If you wanted to do something more powerbuilding oriented, there are options. Of course, this approach kind of transcends into a basic Stronglift full body routine like my Hybrid Strength Training routine. Here is that routine adapted to this approach.

Warmups should consist of a very light (20% 1RM) 3 exercise circuit of squats/bench presses/bent rows. Perform 2 times with zero rest. All exercises use 80% of 1RM and use 5 reps per set. Perform in order, at the end rest for 3 minutes. Work up to 5 circuits.

  1. Ab Work
  2. Bench Press
  3. Wide Grip Chins
  4. Bent Rows
  5. Deadlifts 
  6. Squats 
  7. Standing Overhead Press 
  8. Close Grip Chins 
  9. EZ Curls into EZ Drag Curls 
  10. Triceps Dips 
  11. EZ Extensions 

Now that looks like a fun routine!

Nutritional Considerations

Your nutrition and supplementation for this style of training are primarily goal-oriented. If you’re using this as a aid to fat loss, you will want to follow a low carb approach. I advocate carb cycling. Of course, you’ll want to keep your protein intake high and eat clean. It should be noted that this style of training is a supplement to cardio, not a replacement for it. I still suggest doing cardio with this program. You can even try it the way it was originally intended, do 3-5 minutes cardio in-between circuits. 
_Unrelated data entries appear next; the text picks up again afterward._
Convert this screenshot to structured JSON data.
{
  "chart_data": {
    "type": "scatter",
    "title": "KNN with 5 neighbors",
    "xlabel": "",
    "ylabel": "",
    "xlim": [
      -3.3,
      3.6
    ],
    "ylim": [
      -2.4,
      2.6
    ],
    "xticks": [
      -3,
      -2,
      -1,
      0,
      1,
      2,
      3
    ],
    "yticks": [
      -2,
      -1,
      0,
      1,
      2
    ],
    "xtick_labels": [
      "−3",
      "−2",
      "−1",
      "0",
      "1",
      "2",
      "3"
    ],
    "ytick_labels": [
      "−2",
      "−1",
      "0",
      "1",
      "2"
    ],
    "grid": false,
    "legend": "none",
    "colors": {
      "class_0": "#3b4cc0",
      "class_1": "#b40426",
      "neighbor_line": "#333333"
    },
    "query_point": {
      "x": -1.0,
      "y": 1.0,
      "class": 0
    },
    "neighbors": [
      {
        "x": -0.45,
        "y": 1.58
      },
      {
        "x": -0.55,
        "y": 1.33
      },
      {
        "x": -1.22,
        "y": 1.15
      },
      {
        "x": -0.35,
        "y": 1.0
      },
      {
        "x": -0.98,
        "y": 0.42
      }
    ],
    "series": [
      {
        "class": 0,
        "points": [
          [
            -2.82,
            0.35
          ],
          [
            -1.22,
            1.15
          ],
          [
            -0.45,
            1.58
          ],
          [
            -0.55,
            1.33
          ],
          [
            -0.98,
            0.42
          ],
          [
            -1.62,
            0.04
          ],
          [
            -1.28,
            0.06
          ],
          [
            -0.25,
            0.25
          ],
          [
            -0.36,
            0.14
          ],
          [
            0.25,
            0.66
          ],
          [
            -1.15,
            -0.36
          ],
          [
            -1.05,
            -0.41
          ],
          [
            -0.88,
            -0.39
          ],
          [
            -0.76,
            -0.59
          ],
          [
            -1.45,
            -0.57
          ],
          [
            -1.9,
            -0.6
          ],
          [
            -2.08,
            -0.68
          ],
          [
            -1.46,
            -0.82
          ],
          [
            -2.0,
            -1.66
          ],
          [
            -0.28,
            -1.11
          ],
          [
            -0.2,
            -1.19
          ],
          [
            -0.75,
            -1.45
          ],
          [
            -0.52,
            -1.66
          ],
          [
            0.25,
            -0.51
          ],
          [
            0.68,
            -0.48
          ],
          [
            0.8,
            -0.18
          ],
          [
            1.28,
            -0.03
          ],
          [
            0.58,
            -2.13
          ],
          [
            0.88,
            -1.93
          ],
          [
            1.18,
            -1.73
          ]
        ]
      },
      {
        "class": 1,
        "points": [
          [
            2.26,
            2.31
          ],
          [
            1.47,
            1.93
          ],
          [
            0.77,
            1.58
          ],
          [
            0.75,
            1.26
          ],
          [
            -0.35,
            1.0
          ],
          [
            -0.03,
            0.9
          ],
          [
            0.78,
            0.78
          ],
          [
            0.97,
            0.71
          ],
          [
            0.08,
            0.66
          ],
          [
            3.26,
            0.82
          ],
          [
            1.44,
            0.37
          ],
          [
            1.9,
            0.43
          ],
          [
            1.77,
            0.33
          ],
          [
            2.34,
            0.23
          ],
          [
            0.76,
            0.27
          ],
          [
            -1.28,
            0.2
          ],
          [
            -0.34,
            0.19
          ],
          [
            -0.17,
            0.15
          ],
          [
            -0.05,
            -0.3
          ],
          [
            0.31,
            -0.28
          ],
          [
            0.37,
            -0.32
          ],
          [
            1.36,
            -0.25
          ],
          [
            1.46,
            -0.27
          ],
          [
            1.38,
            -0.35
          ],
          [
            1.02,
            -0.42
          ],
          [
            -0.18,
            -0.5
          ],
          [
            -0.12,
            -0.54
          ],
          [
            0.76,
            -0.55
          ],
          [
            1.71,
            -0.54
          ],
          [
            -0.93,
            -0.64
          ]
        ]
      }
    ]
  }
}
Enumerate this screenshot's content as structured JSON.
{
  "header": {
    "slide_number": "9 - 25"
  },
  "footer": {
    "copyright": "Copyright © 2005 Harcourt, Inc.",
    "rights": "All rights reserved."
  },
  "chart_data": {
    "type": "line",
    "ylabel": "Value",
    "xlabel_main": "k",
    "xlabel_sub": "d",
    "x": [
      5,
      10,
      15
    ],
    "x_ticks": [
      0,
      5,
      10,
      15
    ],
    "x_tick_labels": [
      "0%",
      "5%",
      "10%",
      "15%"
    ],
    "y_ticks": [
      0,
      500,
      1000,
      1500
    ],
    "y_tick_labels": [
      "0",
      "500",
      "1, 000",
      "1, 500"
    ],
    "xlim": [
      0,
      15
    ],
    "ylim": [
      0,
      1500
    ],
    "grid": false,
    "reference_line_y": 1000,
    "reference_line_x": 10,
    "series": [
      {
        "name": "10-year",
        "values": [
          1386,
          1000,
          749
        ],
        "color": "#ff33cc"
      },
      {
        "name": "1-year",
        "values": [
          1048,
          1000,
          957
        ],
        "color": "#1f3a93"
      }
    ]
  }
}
If your using the circuit training approach for endurance, I would suggest a more appropriate carb intake. After all, if you are an endurance athlete, you need carbs. Finally, I think this type of training can produce amazing pumps. The best way to maximize that effect is with supplements. My standard stack will always be a protein powder, pre-workout, a multi and creatine. To get a great pump, you can either make sure you’re using a pre that has an impressive pump complex, or you can add a product such as 5% Nutrition Full As F*ck, or Redcon1 Big Noise to your existing pre. Two more tips for the most insane pump are to ingest more carbs in the hours leading up to the workout and drink lots of water. All of this lends itself well to promoting water-based pumps. Combine that with the nitric oxide ingredients found in the better pre-workouts, and you have an amazing pump waiting for you!

Summary

As you can see, circuit training can be a great program to use if you’re getting cut or training for endurance. It’s also a good choice if you need to make a change to a more time-saving routine. I wouldn’t think of this as a long-term size and strength building routine, but it can have its place in your yearly training program. Give it a shot and see what it can do for you!

 

References:

  1. http://www.unm.edu/~lkravitz/Article%20folder/circuits05.html
  2. Baechle, T., & Earle, R. (2008). Essentials of strength training and conditioning (3rd ed.). Champaign, IL: Human Kinetics.
  3. Stiegler, P., & Cunliffe, A. (2006). The Role Of Diet And Exercise For The Maintenance Of Fat-Free Mass And Resting Metabolic Rate During Weight Loss. Sports Medicine, 36, 239-262.